Painters perhaps attend to shadows - even cast shadows - more than most people. But even they are highly selective, as was shown by a recent exhibition at the National Gallery in London and discussed in the small book that accompanied that show called "Shadows: The Depiction of Cast Shadows in Western Art." There are cultures and periods in which painters have largely overlooked cast shadows as a factor of the visible world they depict.

But, as Prof. E.H. Gombrich, author of the book and selector of the exhibition, asserts, the absence of cast shadows in a painting is more likely to have been a conscious choice than an unconscious or forgetful omission.

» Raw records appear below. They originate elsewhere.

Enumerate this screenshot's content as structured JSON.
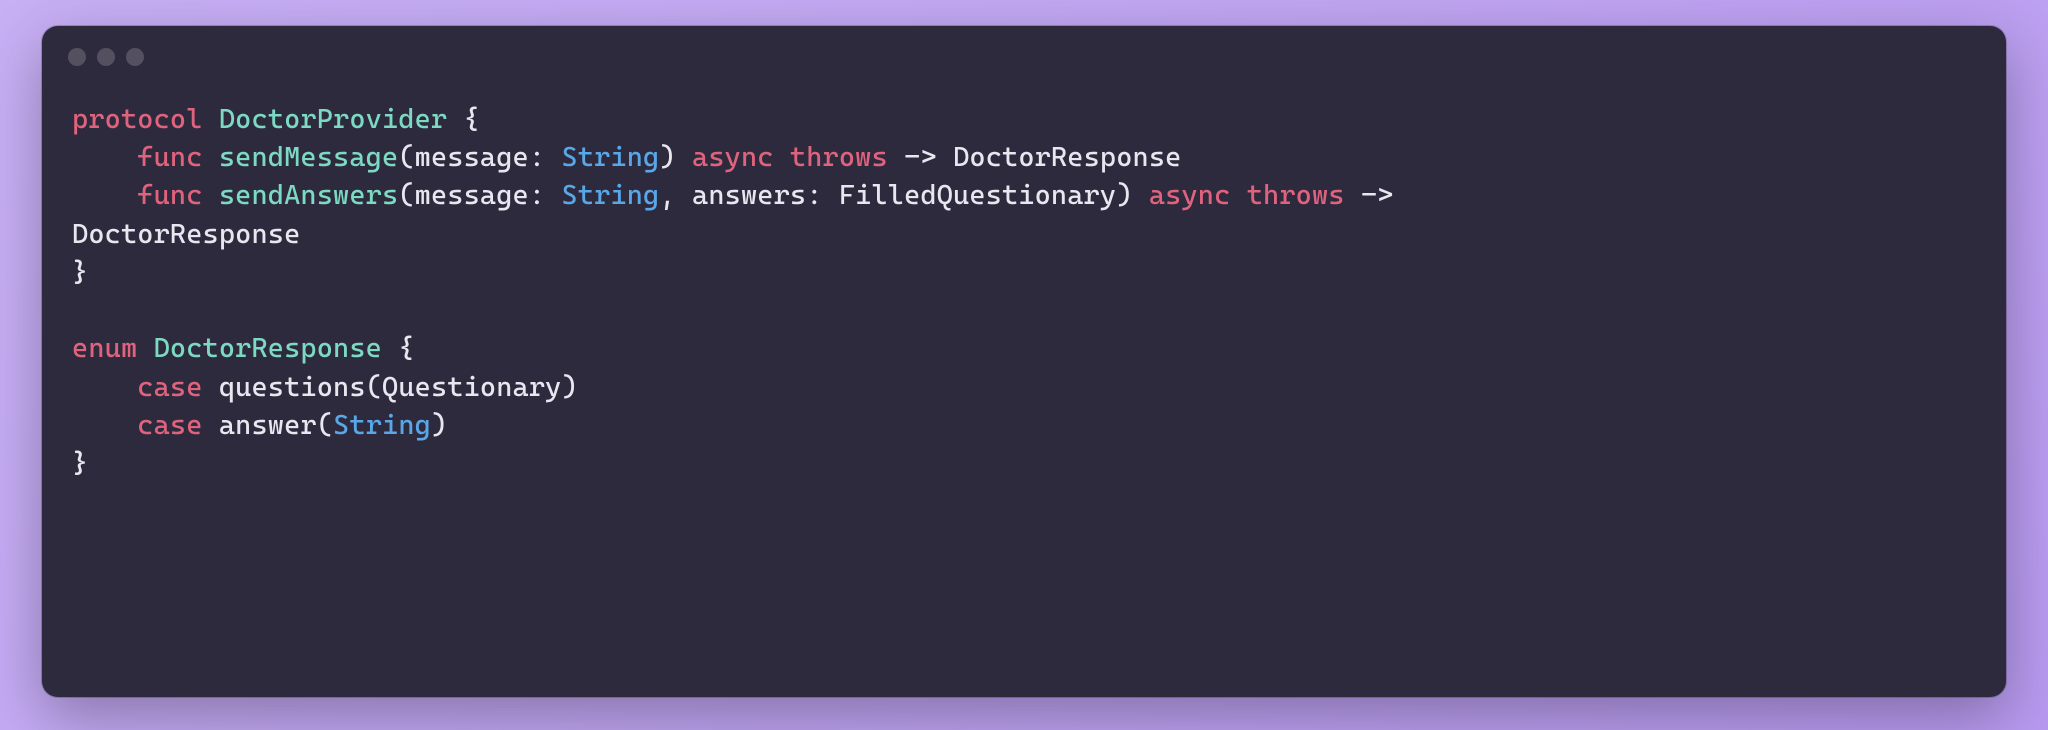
{
  "code": {
    "line1": {
      "kw_protocol": "protocol",
      "name": "DoctorProvider",
      "tail": " {"
    },
    "line2": {
      "indent": "    ",
      "kw_func": "func",
      "fn": "sendMessage",
      "open": "(",
      "p1_label": "message",
      "colon1": ": ",
      "p1_type": "String",
      "close": ") ",
      "kw_async": "async",
      "sp1": " ",
      "kw_throws": "throws",
      "arrow": " -> ",
      "ret": "DoctorResponse"
    },
    "line3": {
      "indent": "    ",
      "kw_func": "func",
      "fn": "sendAnswers",
      "open": "(",
      "p1_label": "message",
      "colon1": ": ",
      "p1_type": "String",
      "comma": ", ",
      "p2_label": "answers",
      "colon2": ": ",
      "p2_type": "FilledQuestionary",
      "close": ") ",
      "kw_async": "async",
      "sp1": " ",
      "kw_throws": "throws",
      "arrow": " -> "
    },
    "line4": {
      "ret": "DoctorResponse"
    },
    "line5": {
      "brace": "}"
    },
    "line6": {
      "blank": ""
    },
    "line7": {
      "kw_enum": "enum",
      "name": "DoctorResponse",
      "tail": " {"
    },
    "line8": {
      "indent": "    ",
      "kw_case": "case",
      "name": "questions",
      "open": "(",
      "type": "Questionary",
      "close": ")"
    },
    "line9": {
      "indent": "    ",
      "kw_case": "case",
      "name": "answer",
      "open": "(",
      "type": "String",
      "close": ")"
    },
    "line10": {
      "brace": "}"
    }
  }
}
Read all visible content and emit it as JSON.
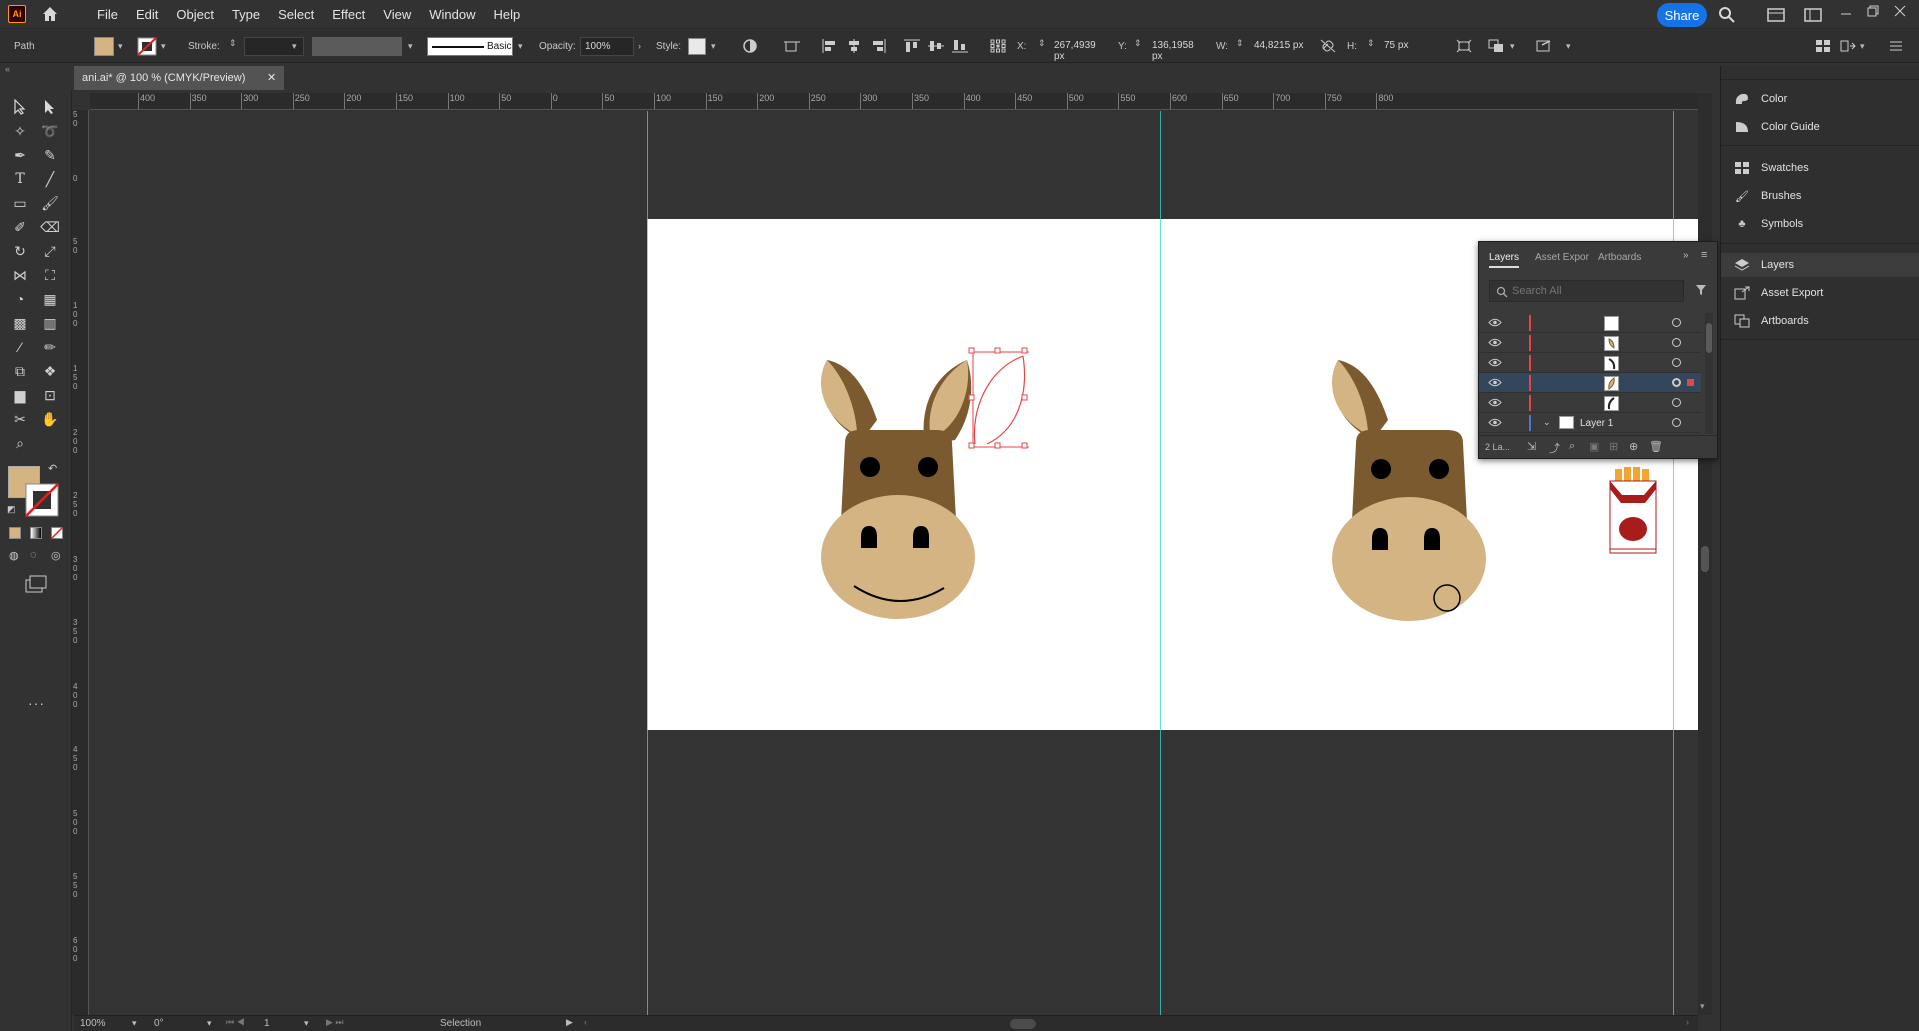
{
  "app": {
    "logo": "Ai",
    "menus": [
      "File",
      "Edit",
      "Object",
      "Type",
      "Select",
      "Effect",
      "View",
      "Window",
      "Help"
    ],
    "share_label": "Share"
  },
  "control_bar": {
    "selection_type": "Path",
    "fill_color": "#d4b483",
    "stroke_label": "Stroke:",
    "brush_label": "Basic",
    "opacity_label": "Opacity:",
    "opacity_value": "100%",
    "style_label": "Style:",
    "x_label": "X:",
    "x_value": "267,4939 px",
    "y_label": "Y:",
    "y_value": "136,1958 px",
    "w_label": "W:",
    "w_value": "44,8215 px",
    "h_label": "H:",
    "h_value": "75 px"
  },
  "document": {
    "tab_title": "ani.ai* @ 100 % (CMYK/Preview)"
  },
  "rulers": {
    "horizontal": [
      "400",
      "350",
      "300",
      "250",
      "200",
      "150",
      "100",
      "50",
      "0",
      "50",
      "100",
      "150",
      "200",
      "250",
      "300",
      "350",
      "400",
      "450",
      "500",
      "550",
      "600",
      "650",
      "700",
      "750",
      "800"
    ],
    "vertical": [
      "50",
      "0",
      "50",
      "100",
      "150",
      "200",
      "250",
      "300",
      "350",
      "400",
      "450",
      "500",
      "550",
      "600"
    ]
  },
  "colors": {
    "donkey_brown": "#7b5a2f",
    "donkey_tan": "#d4b483",
    "guide": "#37d6d6",
    "selection": "#e64545",
    "accent": "#1473e6",
    "cigarette_red": "#a81c1c",
    "cigarette_orange": "#f2a531"
  },
  "layers_panel": {
    "tabs": [
      "Layers",
      "Asset Expor",
      "Artboards"
    ],
    "search_placeholder": "Search All",
    "layer_name": "Layer 1",
    "footer_count": "2 La..."
  },
  "status_bar": {
    "zoom": "100%",
    "rotation": "0°",
    "artboard_number": "1",
    "tool_name": "Selection"
  },
  "dock": {
    "groups": [
      [
        "Color",
        "Color Guide"
      ],
      [
        "Swatches",
        "Brushes",
        "Symbols"
      ],
      [
        "Layers",
        "Asset Export",
        "Artboards"
      ]
    ]
  }
}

"We must never assume that artists did not see what they did not paint," Professor Gombrich writes in the book.

Most cast shadows we see in moderate light are subtle and far less noticeable than the objects that cast them or the objects or surfaces on which they are cast. But in strong light, cast shadows can appear more intense and vivid than the object that interrupts the light.

When painters choose to depict cast shadows, it can be because they find them fascinating phenomena in themselves; or it can be as a tool to enhance the realism of their picture. Gombrich's exhibition and book draw attention to some of the different ways artists have used cast shadows.

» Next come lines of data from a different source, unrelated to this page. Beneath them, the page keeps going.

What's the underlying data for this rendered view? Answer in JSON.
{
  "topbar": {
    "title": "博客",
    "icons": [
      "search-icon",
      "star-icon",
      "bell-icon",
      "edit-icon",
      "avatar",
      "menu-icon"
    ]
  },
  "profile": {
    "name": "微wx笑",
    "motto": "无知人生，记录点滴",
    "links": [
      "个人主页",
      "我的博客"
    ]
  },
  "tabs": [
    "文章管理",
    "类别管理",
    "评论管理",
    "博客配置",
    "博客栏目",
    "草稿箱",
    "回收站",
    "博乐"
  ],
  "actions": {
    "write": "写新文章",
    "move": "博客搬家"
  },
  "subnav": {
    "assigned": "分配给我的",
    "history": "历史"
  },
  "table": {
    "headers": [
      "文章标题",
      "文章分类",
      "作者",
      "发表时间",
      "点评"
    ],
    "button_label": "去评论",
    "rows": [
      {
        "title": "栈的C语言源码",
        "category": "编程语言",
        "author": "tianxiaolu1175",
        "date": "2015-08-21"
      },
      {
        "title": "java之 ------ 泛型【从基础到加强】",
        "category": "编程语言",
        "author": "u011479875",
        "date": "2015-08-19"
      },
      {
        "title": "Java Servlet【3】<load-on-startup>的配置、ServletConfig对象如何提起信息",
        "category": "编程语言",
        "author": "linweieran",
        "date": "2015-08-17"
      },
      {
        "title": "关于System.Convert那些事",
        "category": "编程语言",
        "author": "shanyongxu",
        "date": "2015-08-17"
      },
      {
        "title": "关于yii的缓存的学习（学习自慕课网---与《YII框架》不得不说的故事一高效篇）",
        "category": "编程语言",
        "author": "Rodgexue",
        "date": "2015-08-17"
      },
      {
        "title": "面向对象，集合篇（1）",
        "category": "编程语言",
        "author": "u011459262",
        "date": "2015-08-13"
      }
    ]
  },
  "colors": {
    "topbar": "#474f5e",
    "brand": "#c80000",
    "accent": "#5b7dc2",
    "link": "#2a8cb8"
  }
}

Of "A Man seated reading at a Table in a Lofty Room," once considered a Rembrandt but now given to his "school" or "a follower," Gombrich observes: "The light streaming through the glass panes and the open window almost dazzles the beholder, making it hard to discover the figure and the objects."

The cast shadows in this painting also extend the viewer's knowledge of the window through which the light streams: Its divisions and panes are projected. And these shadows help us to sense the kind of surface of which the walls of the "lofty room" are made, thus adding to the specific atmosphere of this setting.

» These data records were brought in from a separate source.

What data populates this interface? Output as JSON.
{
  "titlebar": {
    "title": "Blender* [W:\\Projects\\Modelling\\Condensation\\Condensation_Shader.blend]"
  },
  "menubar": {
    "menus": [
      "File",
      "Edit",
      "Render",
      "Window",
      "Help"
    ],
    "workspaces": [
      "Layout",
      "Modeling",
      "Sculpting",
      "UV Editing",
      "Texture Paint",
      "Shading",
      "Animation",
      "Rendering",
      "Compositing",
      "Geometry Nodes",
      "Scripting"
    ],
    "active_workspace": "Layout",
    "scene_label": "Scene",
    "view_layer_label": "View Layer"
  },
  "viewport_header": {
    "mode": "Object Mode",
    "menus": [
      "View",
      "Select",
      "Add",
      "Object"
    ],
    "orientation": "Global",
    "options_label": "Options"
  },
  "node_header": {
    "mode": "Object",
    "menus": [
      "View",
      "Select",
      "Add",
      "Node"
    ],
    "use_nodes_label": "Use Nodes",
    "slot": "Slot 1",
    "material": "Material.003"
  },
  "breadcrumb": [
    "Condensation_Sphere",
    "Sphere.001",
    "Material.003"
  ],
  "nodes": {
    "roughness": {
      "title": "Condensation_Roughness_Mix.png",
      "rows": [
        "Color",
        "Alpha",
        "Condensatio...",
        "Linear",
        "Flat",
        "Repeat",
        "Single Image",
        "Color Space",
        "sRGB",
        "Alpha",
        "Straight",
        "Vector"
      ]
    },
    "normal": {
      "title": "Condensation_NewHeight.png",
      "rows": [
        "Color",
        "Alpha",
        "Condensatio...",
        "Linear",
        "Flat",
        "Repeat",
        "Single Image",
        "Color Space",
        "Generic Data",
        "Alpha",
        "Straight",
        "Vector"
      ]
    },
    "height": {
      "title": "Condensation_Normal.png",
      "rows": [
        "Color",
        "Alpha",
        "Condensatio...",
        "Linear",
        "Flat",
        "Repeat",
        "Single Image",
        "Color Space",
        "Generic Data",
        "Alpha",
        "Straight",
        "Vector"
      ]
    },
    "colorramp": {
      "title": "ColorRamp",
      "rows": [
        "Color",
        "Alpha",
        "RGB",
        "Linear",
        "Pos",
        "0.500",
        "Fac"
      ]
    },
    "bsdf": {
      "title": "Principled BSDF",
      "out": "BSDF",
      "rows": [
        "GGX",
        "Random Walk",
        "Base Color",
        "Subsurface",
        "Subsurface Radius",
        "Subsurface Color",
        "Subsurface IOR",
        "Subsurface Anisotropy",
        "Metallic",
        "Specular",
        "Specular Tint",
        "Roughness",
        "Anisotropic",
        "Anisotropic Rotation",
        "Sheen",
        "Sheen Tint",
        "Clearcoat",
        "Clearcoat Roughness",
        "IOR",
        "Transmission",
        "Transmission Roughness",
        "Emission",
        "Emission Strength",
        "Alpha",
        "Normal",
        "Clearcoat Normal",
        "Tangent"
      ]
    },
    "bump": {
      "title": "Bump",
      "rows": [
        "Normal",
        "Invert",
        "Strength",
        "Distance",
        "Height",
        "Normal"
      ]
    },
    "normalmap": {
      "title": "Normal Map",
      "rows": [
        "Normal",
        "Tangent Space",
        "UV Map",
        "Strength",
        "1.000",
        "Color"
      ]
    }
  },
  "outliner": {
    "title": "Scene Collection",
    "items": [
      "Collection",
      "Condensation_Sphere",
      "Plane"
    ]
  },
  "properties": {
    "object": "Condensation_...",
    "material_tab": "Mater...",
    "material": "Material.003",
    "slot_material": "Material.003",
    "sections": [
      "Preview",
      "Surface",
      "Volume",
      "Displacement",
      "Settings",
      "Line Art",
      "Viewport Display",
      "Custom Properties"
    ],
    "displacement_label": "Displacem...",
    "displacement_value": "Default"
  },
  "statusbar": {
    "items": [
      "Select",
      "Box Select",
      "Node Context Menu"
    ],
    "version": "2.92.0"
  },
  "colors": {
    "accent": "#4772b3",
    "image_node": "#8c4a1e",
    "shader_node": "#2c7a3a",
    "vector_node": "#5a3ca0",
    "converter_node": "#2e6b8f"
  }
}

"Peasants Under the Trees at Dawn," by Jean-Baptiste-Camille Corot, is a superb example of the French painter's capacity to evoke effects of "contre-jour" (against the light). And, once more, cast shadows are used to increase the conviction that light is actually shining within, and out of, the painting. So "true" are the tones of this picture, and so convincing are the cast shadows in the foreground, that we accept the clear sky not only as vast and open space but as the source from which all the light in this picture radiates.

Gombrich comments: "Corot ... softens the shadow of the fallen tree and of the goose and thus convincingly suggests the mellow light of morning or evening. His painting therefore also illustrates the creation of a particular mood by means of shadows notably, of course, the lengthening of shadows caused by the rising or setting sun...."

Hendrick ter Brugghen's "The Concert" is a wondrous evocation of all sorts of lights and shadows (not just cast shadows) in an interior at night. Gombrich draws attention to the "conspicuous shadow thrown by the flute on the cheek of the player illuminated by the candle in the centre."

In this painting, the play of shadows seems almost to outweigh the artist's interest in the light that is the primary cause of those shadows. The shadows make for a feeling of enclosed, concentrated mystery.

Since the subject of this picture is music - something that is a succession of quickly passing moments - the emphasis on the strength of shadows, in particular that extraordinary touch of the cast shadow on the cheek, is a visual metaphor for the transitory; for the intense insubstantiality of music.